Summary. Inter process communication (IPC) was on the critical path of microkernels like Mach. Traditionally, each IPC took roughly 100 microseconds and was considered a bit high. In 1993, Jochen Liedtke introduced the L4 microkernel and showed that IPC could be implemented 10 to 20 times faster. In the next 20 years, L4 developed a rich family of descendants and many lessons have been learned.
Lessons in design:
- Minimality. All functionality that can live outside the kernel should live outside the kernel. Moreover, all policy should be lifted out of the kernel leaving only mechanisms.
- Synchronous IPC. The original L4 implementation used synchronous RPC in which both the sender and receiver block until the sender calls send and the receiver calls receive. This can be implemented efficiently, but forces programs to be multithreaded in order to handle multiple inputs. Later version of L4 implemented asynchronous IPC in which a sender could send without blocking and a receiver could block or poll the receipt of a message.
- IPC message structure. The original L4 implementations allowed processes to send messages directly via physical registers. This technique was limited by the number of physical registers and was a bit clunky. Later version of L4 introduced virtual registers which were either backed by physical registers or by a pinned page of memory.

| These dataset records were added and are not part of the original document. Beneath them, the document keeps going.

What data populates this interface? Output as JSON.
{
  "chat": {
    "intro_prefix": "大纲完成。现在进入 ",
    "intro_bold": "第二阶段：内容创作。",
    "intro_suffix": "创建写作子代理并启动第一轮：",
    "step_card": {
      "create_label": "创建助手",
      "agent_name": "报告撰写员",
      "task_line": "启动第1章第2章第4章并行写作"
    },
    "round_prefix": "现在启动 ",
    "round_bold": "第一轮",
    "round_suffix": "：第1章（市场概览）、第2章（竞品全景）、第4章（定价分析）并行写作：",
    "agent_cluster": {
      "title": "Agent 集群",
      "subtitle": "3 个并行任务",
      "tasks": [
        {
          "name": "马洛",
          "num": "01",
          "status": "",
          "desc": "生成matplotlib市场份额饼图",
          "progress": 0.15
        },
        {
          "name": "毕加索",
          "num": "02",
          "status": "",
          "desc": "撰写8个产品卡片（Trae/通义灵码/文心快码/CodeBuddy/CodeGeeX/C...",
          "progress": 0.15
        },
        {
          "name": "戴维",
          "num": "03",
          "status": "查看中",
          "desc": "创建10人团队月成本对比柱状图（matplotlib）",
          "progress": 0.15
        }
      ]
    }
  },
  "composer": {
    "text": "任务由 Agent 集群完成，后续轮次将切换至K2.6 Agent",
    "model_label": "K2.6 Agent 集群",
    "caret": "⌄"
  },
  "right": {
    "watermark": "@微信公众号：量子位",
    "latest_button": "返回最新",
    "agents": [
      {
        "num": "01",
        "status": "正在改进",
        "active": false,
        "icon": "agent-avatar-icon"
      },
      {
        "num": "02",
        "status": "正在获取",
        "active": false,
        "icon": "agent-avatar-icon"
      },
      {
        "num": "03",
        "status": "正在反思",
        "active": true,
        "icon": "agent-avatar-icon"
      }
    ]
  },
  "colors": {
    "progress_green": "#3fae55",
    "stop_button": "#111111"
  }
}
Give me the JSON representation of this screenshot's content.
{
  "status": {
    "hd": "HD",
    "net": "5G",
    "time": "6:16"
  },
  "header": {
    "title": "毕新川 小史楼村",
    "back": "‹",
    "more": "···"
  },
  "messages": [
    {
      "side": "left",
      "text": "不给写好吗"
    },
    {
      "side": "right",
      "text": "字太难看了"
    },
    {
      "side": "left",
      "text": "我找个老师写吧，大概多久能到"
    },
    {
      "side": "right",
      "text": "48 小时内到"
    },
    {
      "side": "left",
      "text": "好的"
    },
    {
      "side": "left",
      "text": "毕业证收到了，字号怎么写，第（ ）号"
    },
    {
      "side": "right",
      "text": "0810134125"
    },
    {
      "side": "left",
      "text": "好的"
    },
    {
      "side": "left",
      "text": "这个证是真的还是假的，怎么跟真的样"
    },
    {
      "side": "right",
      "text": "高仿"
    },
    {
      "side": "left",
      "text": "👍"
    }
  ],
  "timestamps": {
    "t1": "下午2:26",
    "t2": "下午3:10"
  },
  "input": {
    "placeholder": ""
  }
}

- IPC destinations. Originally, IPC destinations were thread identifiers, but this exposed a great deal of information. Later, IPC destinations were changed to more port-like endpoints.
- IPC timeouts. If a client and server are exchanging messages via IPC, then a client can send a message, the server will receive the message and issue a send response. If the client never calls receive, then the server is blocked. This allows clients to DOS servers. To avoid this, tasks can associate a timeout with an IPC call. Originally timeouts could be set at 0, infinity, or anywhere from microseconds to weeks. In reality, most programs only used 0 or infinity.
- Communication control. Tasks were organized into groups called clans and every clan had a designated chief. Messages within a clan could flow freely, but messages between clans had to be forwarded through the chief. This was weird and later dropped.
- User-level device drivers. Putting device drivers in user space has remained a good idea.
- Process hierarchy. A finite number of task IDs was allocated and distributed in a first come first serve fashion. This was later replaced with a capability based system.
- Time. L4 implements a round-robin priority scheduler. People have tried to move the scheduling into user space, but it has yet to be done without significant overhead.
Lessons in implementation:
- Process orientation and virtual TCB array. Threads' kernel stack was allocated above their TCB.
- Lazy scheduling. When a thread blocked, it was marked as blocked but not yet removed from the ready queue. When the scheduler selected the next task to run, it would iterate through the ready queue until it found an actually ready task. This meant that scheduling time was bounded only by the number of threads. This was later replaced by Benno scheduling.
- Direct process switch. When a thread blocked on IPC, the scheduler would immediately run another task in its quantum regardless of priority. This direct process switch mechanism was kept but made to respect priorities.
- Preemption. Most L4 implementations have a nonpreemptable kernel with strategic preemption points.
- Non-portability. L4 used to be platform specific but now is very portable.
- Non-standard calling convention. To get maximum performance, L4 was written in assembly and uses weird calling conventions. When implementations moved to C and C++, this was removed.
- Implementation language. Implementation moved to C and a bit of C++.